While the capital’s skyline has its Shard, Gherkin, Cheesegrater and the Walkie-Talkie, there are still many older buildings around the metropolis that provide important office space but require modernisation. According to the Deloitte Summer 2023 London Office Crane Survey, the level of refurbishment work has reached unprecedented levels.

This means much of the work being undertaken is not huge new structures rising up, even though there has been an 80 per cent increase in new starts since the last survey. Rather, it is concern about buildings becoming obsolete, and in particular not meeting their energy performance requirements, that has driven a surge in refurbishment work.

As the survey noted, around 80 per cent of office buildings are now below the Energy Performance Certificate A or B rating that will be legally required by 2030, which means these offices either need to have significant internal or external work undertaken to bring them up to this standard or they will become obsolete.

As a result, 37 refurbishment schemes were recorded in the survey, the highest number since Deloitte began recording them in 2005.

While it may be office owners undertaking refurbishment work to meet legal standards now, the residential rental sector will need to do more in the years ahead.

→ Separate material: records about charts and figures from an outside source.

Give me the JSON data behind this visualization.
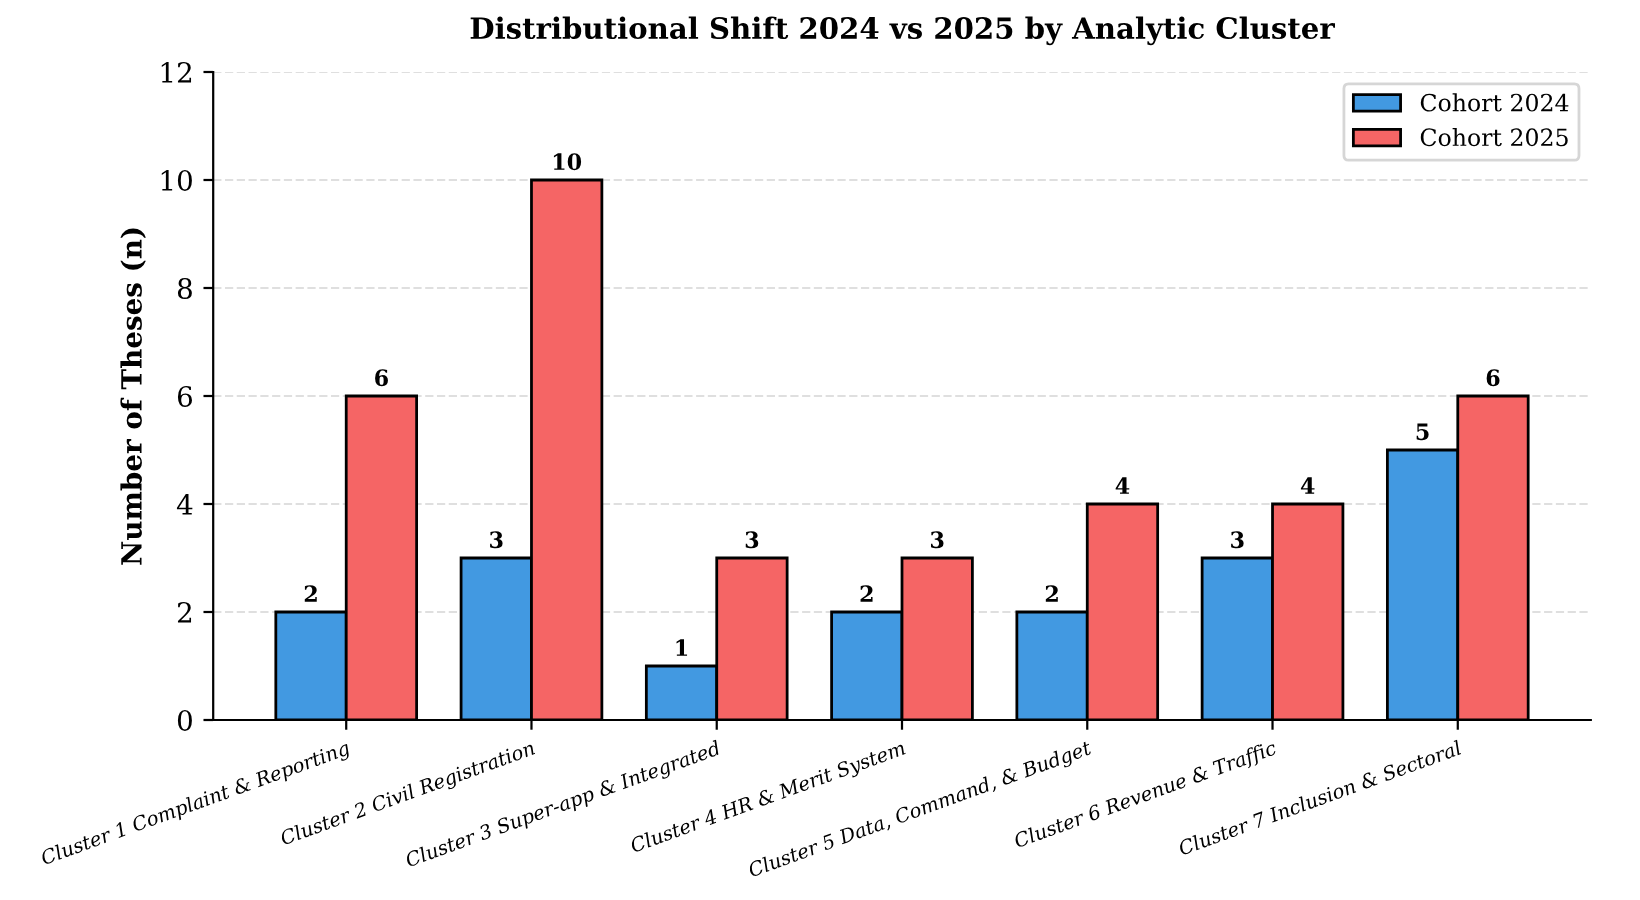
{
  "chart_data": {
    "type": "bar",
    "title": "Distributional Shift 2024 vs 2025 by Analytic Cluster",
    "ylabel": "Number of Theses (n)",
    "categories": [
      "Cluster 1 Complaint & Reporting",
      "Cluster 2 Civil Registration",
      "Cluster 3 Super-app & Integrated",
      "Cluster 4 HR & Merit System",
      "Cluster 5 Data, Command, & Budget",
      "Cluster 6 Revenue & Traffic",
      "Cluster 7 Inclusion & Sectoral"
    ],
    "series": [
      {
        "name": "Cohort 2024",
        "color": "#4299e1",
        "values": [
          2,
          3,
          1,
          2,
          2,
          3,
          5
        ]
      },
      {
        "name": "Cohort 2025",
        "color": "#f56565",
        "values": [
          6,
          10,
          3,
          3,
          4,
          4,
          6
        ]
      }
    ],
    "ylim": [
      0,
      12
    ],
    "yticks": [
      0,
      2,
      4,
      6,
      8,
      10,
      12
    ],
    "grid": "y",
    "legend": "top right",
    "data_labels": true
  }
}
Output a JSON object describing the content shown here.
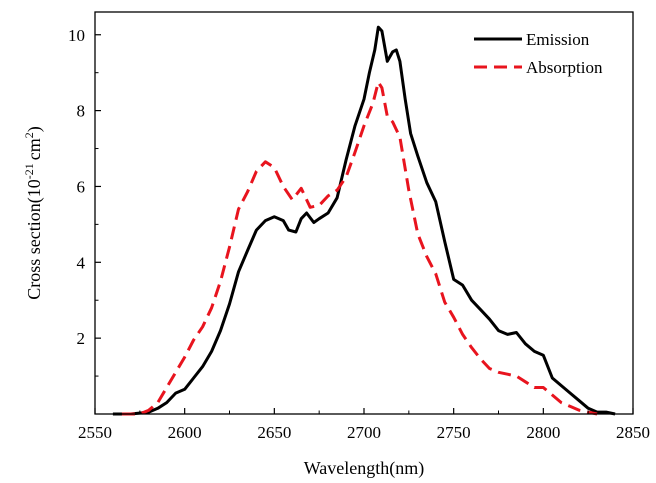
{
  "chart_data": {
    "type": "line",
    "title": "",
    "xlabel": "Wavelength(nm)",
    "ylabel": {
      "base": "Cross section(10",
      "sup1": "-21",
      "mid": "cm",
      "sup2": "2",
      "end": ")"
    },
    "xlim": [
      2550,
      2850
    ],
    "ylim": [
      0,
      10.6
    ],
    "xticks": [
      2550,
      2600,
      2650,
      2700,
      2750,
      2800,
      2850
    ],
    "yticks": [
      2,
      4,
      6,
      8,
      10
    ],
    "grid": false,
    "legend": "top-right",
    "series": [
      {
        "name": "Emission",
        "color": "#000000",
        "dash": "solid",
        "points": [
          [
            2560,
            0.0
          ],
          [
            2570,
            0.0
          ],
          [
            2580,
            0.05
          ],
          [
            2585,
            0.15
          ],
          [
            2590,
            0.3
          ],
          [
            2595,
            0.55
          ],
          [
            2600,
            0.65
          ],
          [
            2605,
            0.95
          ],
          [
            2610,
            1.25
          ],
          [
            2615,
            1.65
          ],
          [
            2620,
            2.2
          ],
          [
            2625,
            2.9
          ],
          [
            2630,
            3.75
          ],
          [
            2635,
            4.3
          ],
          [
            2640,
            4.85
          ],
          [
            2645,
            5.1
          ],
          [
            2650,
            5.2
          ],
          [
            2655,
            5.1
          ],
          [
            2658,
            4.85
          ],
          [
            2662,
            4.8
          ],
          [
            2665,
            5.15
          ],
          [
            2668,
            5.3
          ],
          [
            2672,
            5.05
          ],
          [
            2675,
            5.15
          ],
          [
            2680,
            5.3
          ],
          [
            2685,
            5.7
          ],
          [
            2690,
            6.7
          ],
          [
            2695,
            7.6
          ],
          [
            2700,
            8.3
          ],
          [
            2703,
            9.0
          ],
          [
            2706,
            9.6
          ],
          [
            2708,
            10.2
          ],
          [
            2710,
            10.1
          ],
          [
            2713,
            9.3
          ],
          [
            2716,
            9.55
          ],
          [
            2718,
            9.6
          ],
          [
            2720,
            9.3
          ],
          [
            2723,
            8.3
          ],
          [
            2726,
            7.4
          ],
          [
            2730,
            6.8
          ],
          [
            2735,
            6.1
          ],
          [
            2740,
            5.6
          ],
          [
            2745,
            4.55
          ],
          [
            2750,
            3.55
          ],
          [
            2755,
            3.4
          ],
          [
            2760,
            3.0
          ],
          [
            2765,
            2.75
          ],
          [
            2770,
            2.5
          ],
          [
            2775,
            2.2
          ],
          [
            2780,
            2.1
          ],
          [
            2785,
            2.15
          ],
          [
            2790,
            1.85
          ],
          [
            2795,
            1.65
          ],
          [
            2800,
            1.55
          ],
          [
            2805,
            0.95
          ],
          [
            2810,
            0.75
          ],
          [
            2815,
            0.55
          ],
          [
            2820,
            0.35
          ],
          [
            2825,
            0.15
          ],
          [
            2830,
            0.05
          ],
          [
            2835,
            0.05
          ],
          [
            2840,
            0.0
          ]
        ]
      },
      {
        "name": "Absorption",
        "color": "#e8141e",
        "dash": "dashed",
        "points": [
          [
            2565,
            0.0
          ],
          [
            2575,
            0.0
          ],
          [
            2580,
            0.1
          ],
          [
            2585,
            0.3
          ],
          [
            2590,
            0.7
          ],
          [
            2595,
            1.1
          ],
          [
            2600,
            1.5
          ],
          [
            2605,
            1.95
          ],
          [
            2610,
            2.3
          ],
          [
            2615,
            2.8
          ],
          [
            2620,
            3.5
          ],
          [
            2625,
            4.4
          ],
          [
            2630,
            5.4
          ],
          [
            2635,
            5.85
          ],
          [
            2640,
            6.4
          ],
          [
            2645,
            6.65
          ],
          [
            2650,
            6.5
          ],
          [
            2655,
            6.0
          ],
          [
            2660,
            5.65
          ],
          [
            2665,
            5.95
          ],
          [
            2670,
            5.45
          ],
          [
            2675,
            5.5
          ],
          [
            2680,
            5.75
          ],
          [
            2685,
            5.9
          ],
          [
            2690,
            6.25
          ],
          [
            2695,
            6.9
          ],
          [
            2700,
            7.6
          ],
          [
            2705,
            8.2
          ],
          [
            2708,
            8.75
          ],
          [
            2710,
            8.6
          ],
          [
            2713,
            7.85
          ],
          [
            2716,
            7.7
          ],
          [
            2720,
            7.3
          ],
          [
            2725,
            5.9
          ],
          [
            2730,
            4.75
          ],
          [
            2735,
            4.15
          ],
          [
            2740,
            3.7
          ],
          [
            2745,
            2.95
          ],
          [
            2750,
            2.55
          ],
          [
            2755,
            2.1
          ],
          [
            2760,
            1.75
          ],
          [
            2765,
            1.45
          ],
          [
            2770,
            1.2
          ],
          [
            2775,
            1.1
          ],
          [
            2780,
            1.05
          ],
          [
            2785,
            1.0
          ],
          [
            2790,
            0.85
          ],
          [
            2795,
            0.7
          ],
          [
            2800,
            0.7
          ],
          [
            2805,
            0.5
          ],
          [
            2810,
            0.3
          ],
          [
            2815,
            0.2
          ],
          [
            2820,
            0.1
          ],
          [
            2825,
            0.05
          ],
          [
            2830,
            0.0
          ]
        ]
      }
    ]
  }
}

Although energy performance certificate rules already apply in this area, new legislation announced by the government will provide further protection for tenants by abolishing section 21 ‘no fault’ evictions.

What that means is that the notorious practice of kicking out tenants who raise concerns about problems with properties will no longer offer an easy way out for irresponsible landlords, and they will have to refurbish properties instead.

Stating that this is a specific intent of the legislation, housing secretary Michael Gove said: “Too many renters are living in damp, unsafe, cold homes, powerless to put things right, and with the threat of sudden eviction hanging over them.”